Every day no less than 20,000 Palestinians cross one of the gates in the concrete wall newly constructed by the Israeli government around the expanded area of Jerusalem. They do so in silence, a heavy silence at that. Except, that is, for the orders they hear from the Israeli soldiers whom they do not see, just as though they were invisible Djinnis.
It was only natural then that when Metta Theatre proposed that I participate in writing a play that uses the style ofArabian Nights I found this the perfect style for presenting the surrealistic reality under which we live in the Occupied Palestinian Territories.

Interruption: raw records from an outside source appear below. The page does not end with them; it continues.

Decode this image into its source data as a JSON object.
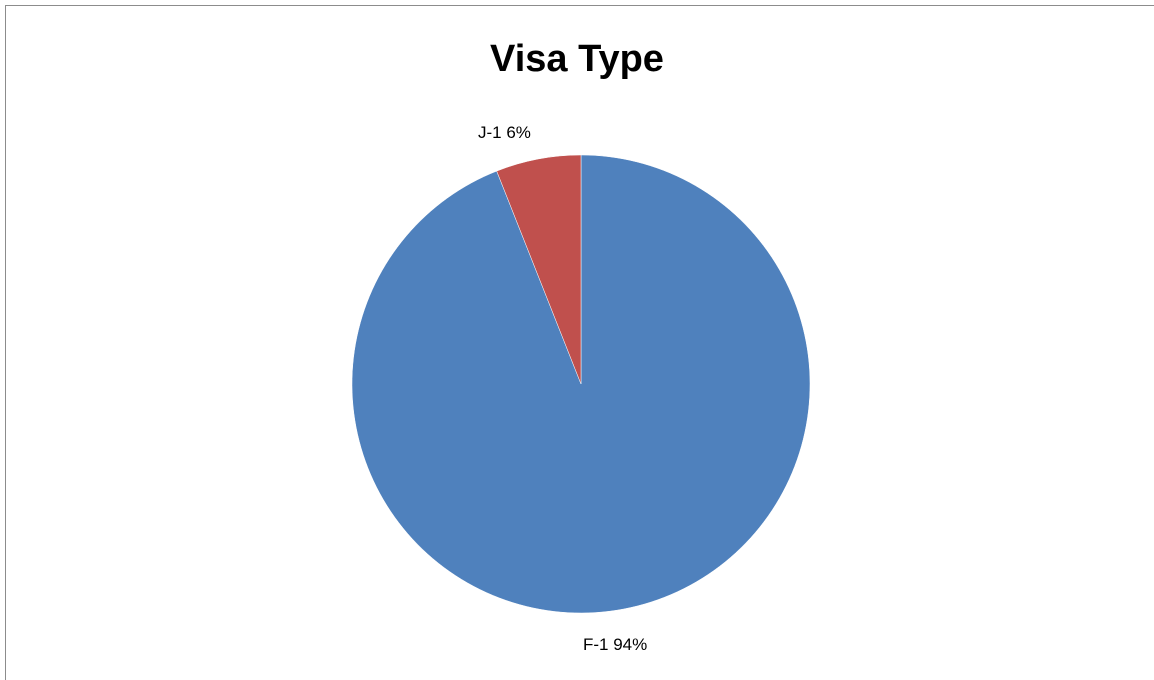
{
  "chart_data": {
    "type": "pie",
    "title": "Visa Type",
    "slices": [
      {
        "name": "F-1",
        "value": 94,
        "label": "F-1 94%",
        "color": "#4F81BD"
      },
      {
        "name": "J-1",
        "value": 6,
        "label": "J-1 6%",
        "color": "#C0504D"
      }
    ],
    "legend": "none"
  }
}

We in Palestine are part of the rest of the Arab region. The revolutions taking place around us give us hope. It is this hope makes it possible to endure what appears for the time being to be a desperate situation, here. As the Palestinian character in Arab Nights endures his ordeal before the wall he remembers the scaling by Palestinians and Syrians of another border, a few months earlier, during the Arab Spring, when they crossed the Syrian- Israeli border daring to traverse what was thought to be a minefield.
It sounds like magic and in some ways it was. And yet it happened. One episode in the play leads to another, just like in our turbulent life in this unstable region. From despair to hope, to dreams, to frustration just like the life here that I returned to after my few weeks in the UK.